The bls_decoupled_async model will perform two async BLS requests on the square model. Then, it will wait until the inference requests are completed. It will calculate the sum of the output OUT from the square model in both two requests to construct the final inference response object using these tensors.

  1. Create the model repository:

mkdir -p models/bls_decoupled_async/1
mkdir -p models/square_int32/1

# Copy the Python models
cp examples/bls_decoupled/async_model.py models/bls_decoupled_async/1/model.py
cp examples/bls_decoupled/async_config.pbtxt models/bls_decoupled_async/config.pbtxt
cp examples/decoupled/square_model.py models/square_int32/1/model.py
cp examples/decoupled/square_config.pbtxt models/square_int32/config.pbtxt
  1. Start the tritonserver:

tritonserver --model-repository `pwd`/models
  1. Send inference requests to server:

python3 examples/bls_decoupled/async_client.py

You should see an output similar to the output below:

==========model result==========
Two times the square value of [4] is [32]

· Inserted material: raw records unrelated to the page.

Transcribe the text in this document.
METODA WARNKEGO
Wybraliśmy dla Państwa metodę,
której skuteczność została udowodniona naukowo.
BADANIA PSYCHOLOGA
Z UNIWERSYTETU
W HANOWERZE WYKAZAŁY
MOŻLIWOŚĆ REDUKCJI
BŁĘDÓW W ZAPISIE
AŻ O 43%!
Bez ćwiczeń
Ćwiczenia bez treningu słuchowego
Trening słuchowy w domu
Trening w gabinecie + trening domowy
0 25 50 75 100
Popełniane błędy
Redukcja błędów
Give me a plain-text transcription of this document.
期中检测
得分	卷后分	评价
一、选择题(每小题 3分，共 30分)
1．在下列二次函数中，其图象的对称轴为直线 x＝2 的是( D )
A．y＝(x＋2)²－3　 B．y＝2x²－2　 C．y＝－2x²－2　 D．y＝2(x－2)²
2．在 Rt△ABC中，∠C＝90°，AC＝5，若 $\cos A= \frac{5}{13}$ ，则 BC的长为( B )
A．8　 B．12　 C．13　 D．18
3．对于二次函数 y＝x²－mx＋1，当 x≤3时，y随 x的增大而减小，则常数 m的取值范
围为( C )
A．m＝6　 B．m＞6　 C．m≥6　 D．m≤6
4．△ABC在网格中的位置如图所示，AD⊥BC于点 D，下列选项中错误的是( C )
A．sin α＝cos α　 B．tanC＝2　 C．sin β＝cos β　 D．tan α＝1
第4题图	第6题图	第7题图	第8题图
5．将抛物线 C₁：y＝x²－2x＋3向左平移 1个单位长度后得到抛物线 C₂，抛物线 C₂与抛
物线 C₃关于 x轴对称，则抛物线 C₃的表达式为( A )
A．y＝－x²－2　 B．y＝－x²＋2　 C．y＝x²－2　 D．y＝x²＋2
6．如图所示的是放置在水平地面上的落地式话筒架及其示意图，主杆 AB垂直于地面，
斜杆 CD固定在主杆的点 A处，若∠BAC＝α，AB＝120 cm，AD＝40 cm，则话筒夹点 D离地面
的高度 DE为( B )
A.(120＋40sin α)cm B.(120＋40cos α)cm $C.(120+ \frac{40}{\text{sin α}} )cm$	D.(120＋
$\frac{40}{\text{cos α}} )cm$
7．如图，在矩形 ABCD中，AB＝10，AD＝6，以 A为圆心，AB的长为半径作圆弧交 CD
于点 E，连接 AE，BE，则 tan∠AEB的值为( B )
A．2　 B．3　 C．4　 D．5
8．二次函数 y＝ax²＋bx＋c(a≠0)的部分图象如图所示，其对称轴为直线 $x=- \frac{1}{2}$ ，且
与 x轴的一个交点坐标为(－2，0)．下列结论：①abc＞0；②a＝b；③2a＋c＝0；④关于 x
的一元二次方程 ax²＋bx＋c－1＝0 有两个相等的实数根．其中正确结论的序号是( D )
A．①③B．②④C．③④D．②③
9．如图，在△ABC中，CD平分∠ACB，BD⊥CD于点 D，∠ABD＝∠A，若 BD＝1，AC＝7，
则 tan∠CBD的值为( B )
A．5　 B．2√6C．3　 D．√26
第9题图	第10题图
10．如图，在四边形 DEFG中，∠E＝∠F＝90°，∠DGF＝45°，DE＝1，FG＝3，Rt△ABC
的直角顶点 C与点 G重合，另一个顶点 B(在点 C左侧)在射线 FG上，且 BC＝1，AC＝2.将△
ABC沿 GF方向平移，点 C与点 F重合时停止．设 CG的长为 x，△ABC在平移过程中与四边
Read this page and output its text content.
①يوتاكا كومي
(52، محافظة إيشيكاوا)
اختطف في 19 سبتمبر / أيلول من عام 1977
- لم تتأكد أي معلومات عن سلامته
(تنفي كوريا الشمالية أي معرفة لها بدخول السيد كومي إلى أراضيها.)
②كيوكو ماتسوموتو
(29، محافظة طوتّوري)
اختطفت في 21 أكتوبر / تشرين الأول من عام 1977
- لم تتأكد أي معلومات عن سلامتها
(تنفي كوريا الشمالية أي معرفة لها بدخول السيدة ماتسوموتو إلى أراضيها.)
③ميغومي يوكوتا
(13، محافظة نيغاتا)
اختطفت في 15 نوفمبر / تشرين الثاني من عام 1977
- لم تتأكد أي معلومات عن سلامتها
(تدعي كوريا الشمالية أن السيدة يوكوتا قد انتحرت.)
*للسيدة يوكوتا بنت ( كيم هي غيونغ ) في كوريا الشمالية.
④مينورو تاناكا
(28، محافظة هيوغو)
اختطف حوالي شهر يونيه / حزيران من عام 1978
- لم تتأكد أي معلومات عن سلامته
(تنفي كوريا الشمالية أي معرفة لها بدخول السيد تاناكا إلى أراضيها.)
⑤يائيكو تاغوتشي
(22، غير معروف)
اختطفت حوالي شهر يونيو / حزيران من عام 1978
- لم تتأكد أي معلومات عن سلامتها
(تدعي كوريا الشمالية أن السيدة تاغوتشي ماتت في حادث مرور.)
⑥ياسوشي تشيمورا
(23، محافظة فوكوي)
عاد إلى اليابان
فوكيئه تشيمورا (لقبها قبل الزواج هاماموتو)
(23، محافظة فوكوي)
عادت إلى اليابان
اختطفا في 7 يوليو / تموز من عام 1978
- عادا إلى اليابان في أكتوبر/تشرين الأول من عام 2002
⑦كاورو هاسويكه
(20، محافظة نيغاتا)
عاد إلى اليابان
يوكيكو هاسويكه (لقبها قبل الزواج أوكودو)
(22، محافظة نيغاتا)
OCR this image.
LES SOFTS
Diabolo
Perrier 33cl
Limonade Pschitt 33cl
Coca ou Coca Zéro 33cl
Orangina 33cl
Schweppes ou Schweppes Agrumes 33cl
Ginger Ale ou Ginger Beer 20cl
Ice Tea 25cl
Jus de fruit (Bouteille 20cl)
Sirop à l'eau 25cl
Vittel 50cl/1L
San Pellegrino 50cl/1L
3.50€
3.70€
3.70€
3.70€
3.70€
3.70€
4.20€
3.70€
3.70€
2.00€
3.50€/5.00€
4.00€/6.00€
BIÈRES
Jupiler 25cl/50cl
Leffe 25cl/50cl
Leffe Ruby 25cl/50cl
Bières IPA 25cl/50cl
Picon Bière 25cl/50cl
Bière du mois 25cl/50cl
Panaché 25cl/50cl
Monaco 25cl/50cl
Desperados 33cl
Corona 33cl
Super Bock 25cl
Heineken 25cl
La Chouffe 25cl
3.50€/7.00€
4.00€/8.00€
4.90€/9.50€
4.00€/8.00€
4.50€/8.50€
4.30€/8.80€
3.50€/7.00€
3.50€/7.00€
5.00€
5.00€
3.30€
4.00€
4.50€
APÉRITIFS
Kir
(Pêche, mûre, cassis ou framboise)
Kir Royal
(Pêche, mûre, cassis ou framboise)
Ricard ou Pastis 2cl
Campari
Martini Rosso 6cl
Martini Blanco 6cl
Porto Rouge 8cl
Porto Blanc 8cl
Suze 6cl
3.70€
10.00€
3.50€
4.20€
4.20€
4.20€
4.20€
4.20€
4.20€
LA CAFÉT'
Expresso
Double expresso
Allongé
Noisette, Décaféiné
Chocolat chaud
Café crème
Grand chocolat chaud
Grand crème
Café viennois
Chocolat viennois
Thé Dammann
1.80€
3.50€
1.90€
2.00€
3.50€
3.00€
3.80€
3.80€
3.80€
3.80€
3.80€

==========model result==========
Two times the square value of [2] is [8]

==========model result==========
Two times the square value of [0] is [0]

==========model result==========
Two times the square value of [1] is [2]

PASS: BLS Decoupled Async

The async_model.py model file is heavily commented with explanations about each of the function calls.

Explanation of the Client Output#

The client.py sends 4 inference requests to the ‘bls_decoupled_sync’ model with the input as: [4], [2], [0] and [1] respectively. In compliance with the behavior of sync BLS model model, it will expect the output to be two time the square value of the input.